In realtà, nessuna di queste spiegazioni è veramente convincente, anche perché non sono solo i cervi che vivono vicino ai centri abitati che finiscono per avere il tampone molecolare positivo dell’Rna di Sars-CoV-2, ci sono cervi che vivono in posti isolati, lontani dall’uomo, ma anche loro possono infettarsi. Non è neanche escluso che i cervi vengano infettati da altri animali come i gatti o i visoni selvatici; anche su questo però ci sono più dubbi che certezze.

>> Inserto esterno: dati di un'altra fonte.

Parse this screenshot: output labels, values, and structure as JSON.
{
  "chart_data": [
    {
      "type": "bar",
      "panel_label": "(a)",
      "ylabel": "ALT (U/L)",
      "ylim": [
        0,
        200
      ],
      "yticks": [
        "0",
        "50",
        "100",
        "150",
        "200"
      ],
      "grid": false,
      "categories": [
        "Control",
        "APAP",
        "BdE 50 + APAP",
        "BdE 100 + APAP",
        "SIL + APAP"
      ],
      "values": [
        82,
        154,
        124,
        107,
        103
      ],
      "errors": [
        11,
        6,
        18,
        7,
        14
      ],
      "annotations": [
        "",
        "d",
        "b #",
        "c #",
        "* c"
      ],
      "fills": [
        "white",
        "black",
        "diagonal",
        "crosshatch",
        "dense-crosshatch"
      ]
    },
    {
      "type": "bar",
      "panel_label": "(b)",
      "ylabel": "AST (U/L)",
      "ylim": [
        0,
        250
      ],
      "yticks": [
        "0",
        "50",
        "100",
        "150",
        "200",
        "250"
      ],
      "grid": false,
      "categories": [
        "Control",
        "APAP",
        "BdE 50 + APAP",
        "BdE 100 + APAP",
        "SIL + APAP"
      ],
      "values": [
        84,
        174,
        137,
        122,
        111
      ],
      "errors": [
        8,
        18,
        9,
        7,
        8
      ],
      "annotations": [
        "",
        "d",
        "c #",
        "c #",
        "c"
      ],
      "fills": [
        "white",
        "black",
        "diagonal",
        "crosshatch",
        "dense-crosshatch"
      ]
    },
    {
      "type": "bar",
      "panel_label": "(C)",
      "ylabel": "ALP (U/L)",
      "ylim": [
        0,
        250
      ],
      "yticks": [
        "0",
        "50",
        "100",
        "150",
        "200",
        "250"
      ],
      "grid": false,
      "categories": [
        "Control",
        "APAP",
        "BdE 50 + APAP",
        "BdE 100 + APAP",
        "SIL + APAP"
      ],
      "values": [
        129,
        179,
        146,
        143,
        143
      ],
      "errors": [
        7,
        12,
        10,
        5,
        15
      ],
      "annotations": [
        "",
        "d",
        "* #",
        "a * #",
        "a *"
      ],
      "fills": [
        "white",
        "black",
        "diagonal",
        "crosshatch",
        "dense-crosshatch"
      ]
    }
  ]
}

È chiaro però che una volta che il cervo viene infettato, trasmettere l’infezione è molto facile; sono animali con una vita sociale estremamente attiva. Per certi mesi dell’anno le madri vivono con diverse generazioni di figli, stanno tutti insieme in uno spazio piccolo, e poi, quando nevica tanto, soprattutto negli Stati del nord, branchi di cervi si dirigono a volte nei deer yard, aree dove una fitta copertura di alberi impedisce alla neve di accumularsi. In queste circostanze, il rischio che i cervi siano un vero reservoir per il virus è molto forte: gli animali sono a contatto molto stretto, ci sono proprio contatti naso a naso tra i cervi.

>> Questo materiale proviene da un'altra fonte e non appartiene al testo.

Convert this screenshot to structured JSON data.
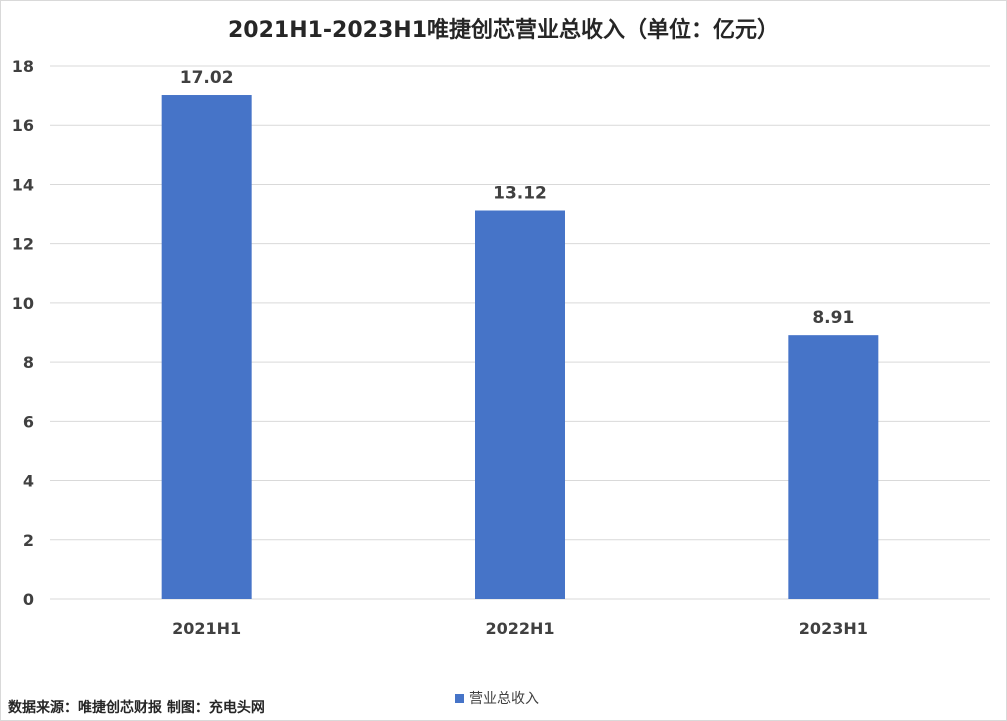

Una volta che si è adattato al cervo, poi il virus può mutare ed evolvere, ricombinarsi con altri coronavirus e infettare pecore e capre che frequentano gli stessi pascoli. Ci sono diversi studi che suggeriscono che questo sia possibile. In Ontario (Canada), nel novembre e dicembre 2021 è stato sequenziato il genoma di 5 virus Sars-CoV-2 da cervi; questi virus avevano molte mutazioni rispetto al virus originario di Wuhan, e qualcuna di queste mutazioni ha contribuito a una modificazione della proteina spike. Si potrebbe pensare che i virus che infettano noi hanno vissuto molto tempo nei cervi prima di arrivare a noi e si sono modificati in modo da diventare sempre più contagiosi.
La sequenza virale in una persona che viveva nel sud-ovest dell’Ontario identica al genoma virale trovato in un cervo che viveva nella stessa zona ha fatto pensare alla possibilità concreta che in realtà siano stati i cervi in quel caso a trasmettere la malattia all’uomo. Se questo dovesse succedere spesso, e se gli animali fossero capaci di reinfettarsi proprio come succede a noi, c’è il rischio che il virus continui a circolare indipendentemente da quello che possiamo fare noi per prevenire e curare la malattia dell’uomo. Adesso ne sappiamo troppo poco e non sappiamo quanto possano essere pericolose le forme che evolvono nei cervi per poi passare all’uomo e nemmeno se varianti di tipo Delta o Omicron si comportano in modo diverso nell’uomo e nei cervi. E poi bisogna vedere qual è il rapporto tra i cervi e gli altri animali che sono suscettibili al Sars-CoV-2, per esempio volpi e visoni, in termini di capacità di infettarsi a vicenda, di far evolvere il virus, di creare nuove mutazioni. Insomma, siamo solo agli inizi di una storia che ci fa pensare alla complessità del problema della pandemia di Sars-CoV-2, che troppo spesso cerchiamo di ridurre alle categorie che conosciamo, mentre la natura e l’ambiente possono riservarci molte altre sorprese.